Question: Write two different iterated integrals for the double integral of \(f(x, y)\) over the rectangular region \(R\) defined by \(-2 \leq x \leq 4\) and \(1 \leq y \leq 5\). Answer: The two iterated integrals are: 1. \(\int_{1}^{5}\int_{-2}^{4}f(x,y)\,dx\,dy\) 2. \(\int_{-2}^{4}\int_{1}^{5}f(x,y)\,dy\,dx\)

Step-by-step solution

Iterated Integral: First Integrate with respect to x, then y

The first way we can set up the iterated integral is to integrate first with respect to \(x\) and then with respect to \(y\). In this case the limits of integration for \(x\) are \(-2 \leq x \leq 4\), and for \(y\) are \(1 \leq y \leq 5\). The iterated integral is given by: $$\int_{1}^{5}\int_{-2}^{4}f(x,y)\,dx\,dy$$

Iterated Integral: First Integrate with respect to y, then x

Alternatively, we can set up the iterated integral by integrating first with respect to \(y\) and then with respect to \(x\).
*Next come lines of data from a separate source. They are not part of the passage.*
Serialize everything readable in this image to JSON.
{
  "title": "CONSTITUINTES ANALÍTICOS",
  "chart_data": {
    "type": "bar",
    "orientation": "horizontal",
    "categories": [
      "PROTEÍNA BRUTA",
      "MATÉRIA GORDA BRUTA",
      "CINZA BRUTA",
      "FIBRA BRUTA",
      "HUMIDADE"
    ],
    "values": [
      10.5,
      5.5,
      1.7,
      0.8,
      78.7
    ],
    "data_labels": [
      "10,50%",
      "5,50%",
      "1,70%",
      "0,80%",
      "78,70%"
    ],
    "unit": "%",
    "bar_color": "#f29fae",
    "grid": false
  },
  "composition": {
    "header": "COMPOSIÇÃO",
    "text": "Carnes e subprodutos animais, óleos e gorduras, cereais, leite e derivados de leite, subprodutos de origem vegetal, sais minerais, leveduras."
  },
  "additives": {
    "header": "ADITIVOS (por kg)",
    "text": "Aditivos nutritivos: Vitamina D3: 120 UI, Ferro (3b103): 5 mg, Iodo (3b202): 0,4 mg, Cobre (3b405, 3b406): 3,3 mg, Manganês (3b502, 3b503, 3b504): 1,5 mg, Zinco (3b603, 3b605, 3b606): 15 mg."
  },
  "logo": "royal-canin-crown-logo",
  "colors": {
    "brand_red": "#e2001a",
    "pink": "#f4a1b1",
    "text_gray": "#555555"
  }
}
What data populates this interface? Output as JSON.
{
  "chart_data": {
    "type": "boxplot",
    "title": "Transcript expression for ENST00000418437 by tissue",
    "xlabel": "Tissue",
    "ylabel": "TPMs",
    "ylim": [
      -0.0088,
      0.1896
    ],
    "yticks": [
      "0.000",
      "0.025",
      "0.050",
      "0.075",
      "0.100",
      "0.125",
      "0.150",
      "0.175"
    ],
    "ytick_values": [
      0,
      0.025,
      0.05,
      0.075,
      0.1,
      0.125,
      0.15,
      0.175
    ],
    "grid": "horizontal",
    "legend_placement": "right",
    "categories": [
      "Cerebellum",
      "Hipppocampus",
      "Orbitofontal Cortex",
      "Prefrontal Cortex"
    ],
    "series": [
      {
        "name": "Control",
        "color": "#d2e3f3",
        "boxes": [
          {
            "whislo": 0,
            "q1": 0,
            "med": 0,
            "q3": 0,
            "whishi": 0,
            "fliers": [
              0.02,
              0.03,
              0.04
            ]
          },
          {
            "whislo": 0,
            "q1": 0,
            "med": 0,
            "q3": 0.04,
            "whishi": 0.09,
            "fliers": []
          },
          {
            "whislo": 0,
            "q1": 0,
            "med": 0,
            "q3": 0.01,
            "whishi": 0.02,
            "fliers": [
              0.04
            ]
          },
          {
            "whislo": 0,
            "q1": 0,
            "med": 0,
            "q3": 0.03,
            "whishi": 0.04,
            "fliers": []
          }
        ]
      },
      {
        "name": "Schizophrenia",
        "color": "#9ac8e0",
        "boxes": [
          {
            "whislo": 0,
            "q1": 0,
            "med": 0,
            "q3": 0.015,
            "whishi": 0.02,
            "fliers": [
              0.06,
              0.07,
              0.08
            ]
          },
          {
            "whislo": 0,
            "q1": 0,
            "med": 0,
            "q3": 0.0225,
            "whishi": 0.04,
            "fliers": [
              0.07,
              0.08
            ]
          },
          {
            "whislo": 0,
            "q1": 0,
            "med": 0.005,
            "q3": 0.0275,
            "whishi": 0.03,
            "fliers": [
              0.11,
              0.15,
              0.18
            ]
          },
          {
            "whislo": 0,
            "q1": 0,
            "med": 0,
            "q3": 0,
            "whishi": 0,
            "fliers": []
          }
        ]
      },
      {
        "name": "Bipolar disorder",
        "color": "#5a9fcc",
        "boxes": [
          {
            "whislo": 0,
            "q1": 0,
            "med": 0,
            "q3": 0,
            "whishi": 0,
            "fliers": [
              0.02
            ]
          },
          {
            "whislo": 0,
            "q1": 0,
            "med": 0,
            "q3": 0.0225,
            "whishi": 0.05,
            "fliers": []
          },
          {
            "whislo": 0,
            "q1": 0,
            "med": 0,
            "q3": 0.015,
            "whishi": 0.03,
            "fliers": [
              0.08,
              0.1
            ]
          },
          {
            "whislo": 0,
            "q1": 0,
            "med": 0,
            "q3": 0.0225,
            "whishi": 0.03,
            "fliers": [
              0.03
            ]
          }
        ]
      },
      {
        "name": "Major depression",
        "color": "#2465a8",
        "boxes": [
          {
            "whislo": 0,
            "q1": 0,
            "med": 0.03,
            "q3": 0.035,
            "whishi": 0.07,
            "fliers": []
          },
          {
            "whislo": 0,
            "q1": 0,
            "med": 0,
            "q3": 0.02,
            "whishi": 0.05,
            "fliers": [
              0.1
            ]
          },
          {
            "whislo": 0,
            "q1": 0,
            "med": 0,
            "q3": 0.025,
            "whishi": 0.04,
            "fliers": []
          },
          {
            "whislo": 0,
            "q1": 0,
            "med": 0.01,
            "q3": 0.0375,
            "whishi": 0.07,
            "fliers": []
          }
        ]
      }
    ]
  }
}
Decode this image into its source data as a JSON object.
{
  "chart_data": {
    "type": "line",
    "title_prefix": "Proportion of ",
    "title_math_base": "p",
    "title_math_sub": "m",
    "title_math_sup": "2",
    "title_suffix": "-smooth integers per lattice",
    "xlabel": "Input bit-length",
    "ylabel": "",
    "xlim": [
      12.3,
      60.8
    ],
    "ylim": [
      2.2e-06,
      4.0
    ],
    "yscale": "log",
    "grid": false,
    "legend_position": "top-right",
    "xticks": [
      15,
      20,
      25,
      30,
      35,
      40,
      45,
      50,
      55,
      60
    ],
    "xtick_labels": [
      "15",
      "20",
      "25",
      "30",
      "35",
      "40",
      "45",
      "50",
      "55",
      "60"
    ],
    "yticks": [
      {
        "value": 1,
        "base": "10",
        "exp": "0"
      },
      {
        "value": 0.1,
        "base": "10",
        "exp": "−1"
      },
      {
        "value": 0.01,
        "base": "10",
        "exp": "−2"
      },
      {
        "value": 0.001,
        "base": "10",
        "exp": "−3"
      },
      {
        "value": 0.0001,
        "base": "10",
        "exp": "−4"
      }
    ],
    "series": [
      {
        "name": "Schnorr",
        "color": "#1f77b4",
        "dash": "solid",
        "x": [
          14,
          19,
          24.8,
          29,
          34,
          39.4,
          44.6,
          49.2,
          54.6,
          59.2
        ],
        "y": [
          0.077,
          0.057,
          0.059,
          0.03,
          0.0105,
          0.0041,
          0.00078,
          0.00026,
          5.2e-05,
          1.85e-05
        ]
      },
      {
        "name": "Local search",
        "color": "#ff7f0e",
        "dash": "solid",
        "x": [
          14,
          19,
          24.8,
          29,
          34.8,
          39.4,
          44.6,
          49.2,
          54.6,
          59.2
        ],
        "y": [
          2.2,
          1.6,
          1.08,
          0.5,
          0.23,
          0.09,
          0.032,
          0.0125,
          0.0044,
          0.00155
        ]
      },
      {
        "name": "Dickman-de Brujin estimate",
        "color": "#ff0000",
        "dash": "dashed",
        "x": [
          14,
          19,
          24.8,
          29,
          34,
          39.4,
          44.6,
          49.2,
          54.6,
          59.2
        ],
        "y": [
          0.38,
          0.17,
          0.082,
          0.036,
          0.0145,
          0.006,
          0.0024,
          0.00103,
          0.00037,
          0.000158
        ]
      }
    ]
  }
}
In this case the limits of integration for \(y\) are \(1 \leq y \leq 5\), and for \(x\) are \(-2 \leq x \leq 4\). The iterated integral is given by: $$\int_{-2}^{4}\int_{1}^{5}f(x,y)\,dy\,dx$$ Both of these iterated integrals represent the same double integral \(\iint_{R} f(x, y) dA\) over the region \(R\).